“Once you eliminate the impossible, whatever remains, no matter how improbable, must be the truth.” ~Sherlock Holmes
I’m totally with Sherlock on this one…especially when it comes to the improbable. I’m drawn to the weird, odd and bizarre. I’m fascinated by the oddities in life that shouldn’t happen. It appeals to my imaginative sensibilities. Blame Roald Dahl and Rod Serling for making me believe in the crazy. It’s the reason why I’m a rabid fan of the show BANSHEE but not LAW AND ORDER. BANSHEE is crazy, intense and over the top and only works when the universe’s cosmic tumblers are off, whereas LAW AND ORDER is rooted in the now and the real, which makes it totally mundane to me (sorry Dick Wolf). If I want mundane, I can pick up a newspaper or watch the evening news. I want it weird. I’m an escapist! What can I say?
That’s why one criticism of my stories is that they push the limits of believability—and that’s true. They do. But for all that limit pushing, they don’t go outside the realm of the possible. I go out of my way to pay attention to for the strange happening in the real world. I think I have a fascination with the strange because I possess a small talent for calamity myself. I have many firsthand accounts of how my life went off the rails.
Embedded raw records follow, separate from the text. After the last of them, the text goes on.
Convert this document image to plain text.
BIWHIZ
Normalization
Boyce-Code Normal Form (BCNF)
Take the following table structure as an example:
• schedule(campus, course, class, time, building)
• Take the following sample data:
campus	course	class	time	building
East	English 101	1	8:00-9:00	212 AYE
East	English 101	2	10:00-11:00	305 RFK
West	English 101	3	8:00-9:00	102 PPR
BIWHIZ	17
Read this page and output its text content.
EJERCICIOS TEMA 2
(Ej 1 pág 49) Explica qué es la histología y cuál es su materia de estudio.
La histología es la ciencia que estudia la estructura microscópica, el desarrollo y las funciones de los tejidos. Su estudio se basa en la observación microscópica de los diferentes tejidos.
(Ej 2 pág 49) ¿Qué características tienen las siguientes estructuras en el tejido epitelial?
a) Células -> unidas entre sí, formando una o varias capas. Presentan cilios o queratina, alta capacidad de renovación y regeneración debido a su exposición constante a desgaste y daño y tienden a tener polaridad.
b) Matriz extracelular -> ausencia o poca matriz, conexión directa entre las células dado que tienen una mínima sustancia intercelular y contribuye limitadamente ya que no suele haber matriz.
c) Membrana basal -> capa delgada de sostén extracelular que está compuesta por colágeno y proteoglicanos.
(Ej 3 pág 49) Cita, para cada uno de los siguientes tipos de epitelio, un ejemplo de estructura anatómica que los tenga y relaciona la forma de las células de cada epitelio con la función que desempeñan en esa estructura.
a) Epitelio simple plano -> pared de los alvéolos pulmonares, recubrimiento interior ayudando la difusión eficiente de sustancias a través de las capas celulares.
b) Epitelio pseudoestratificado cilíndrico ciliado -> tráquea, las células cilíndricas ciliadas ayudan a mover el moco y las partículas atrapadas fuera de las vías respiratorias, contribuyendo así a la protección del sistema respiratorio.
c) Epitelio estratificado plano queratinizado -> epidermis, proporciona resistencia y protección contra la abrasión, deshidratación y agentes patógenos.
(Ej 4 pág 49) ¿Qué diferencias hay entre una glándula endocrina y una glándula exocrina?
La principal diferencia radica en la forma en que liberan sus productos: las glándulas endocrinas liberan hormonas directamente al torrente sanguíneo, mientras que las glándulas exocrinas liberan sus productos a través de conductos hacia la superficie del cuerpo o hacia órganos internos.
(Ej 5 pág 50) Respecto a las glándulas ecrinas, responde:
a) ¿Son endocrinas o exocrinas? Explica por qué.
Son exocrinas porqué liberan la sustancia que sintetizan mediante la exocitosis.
One example was when I had a near fender bender on a roundabout which then developed into someone filing a fraudulent insurance claim against me. That led to me being charged with half a dozen driving offenses and was topped off by the police handing me a confession they’d written for me to sign. Seems a little unlikely but it happened to me…which you can read the complete account here.
So if it can happen to me, it must happen to others.
I’ve discovered some tragic and cruel twists of fate such as a Sacramento motorcycle cop who responded to a fender bender caused by an elderly man who pulled out of a turn and tee-boned a car. The cop felt bad for the elderly man and let him off with a warning instead of citing him. The following week, the same elderly man did the exact same thing at the same intersection. This time he struck and killed the motorcycle cop who’d let him off. The weird what-if game that plays out in your head after that is what inspires my stories.
Things like this have been the inspiration for several of my books. The trade of life insurance on the living which is the backbone for ACCIDENTS WAITING TO HAPPEN is a real thing. Private security firms being involved with workplace violence claims which is the foundation for TERMINATED came from something that was happening with one of my wife’s employers. The disturbing series of suicides in WE ALL FALL DOWN were inspired by similar ones that happened between coworkers in the UK in the 80’s.
And while THE ONE THAT GOT AWAY, PAYING THE PIPER, NO SHOW, etc. don’t have any direct link to an actual event, they are inspired by a way of thinking. Namely, how can a seemingly mundane event get its strange on?
Now I know this outlook might not be to everyone’s liking but if you’re willing to go off-piste and embrace the improbable, then I think you’ll enjoy the ride.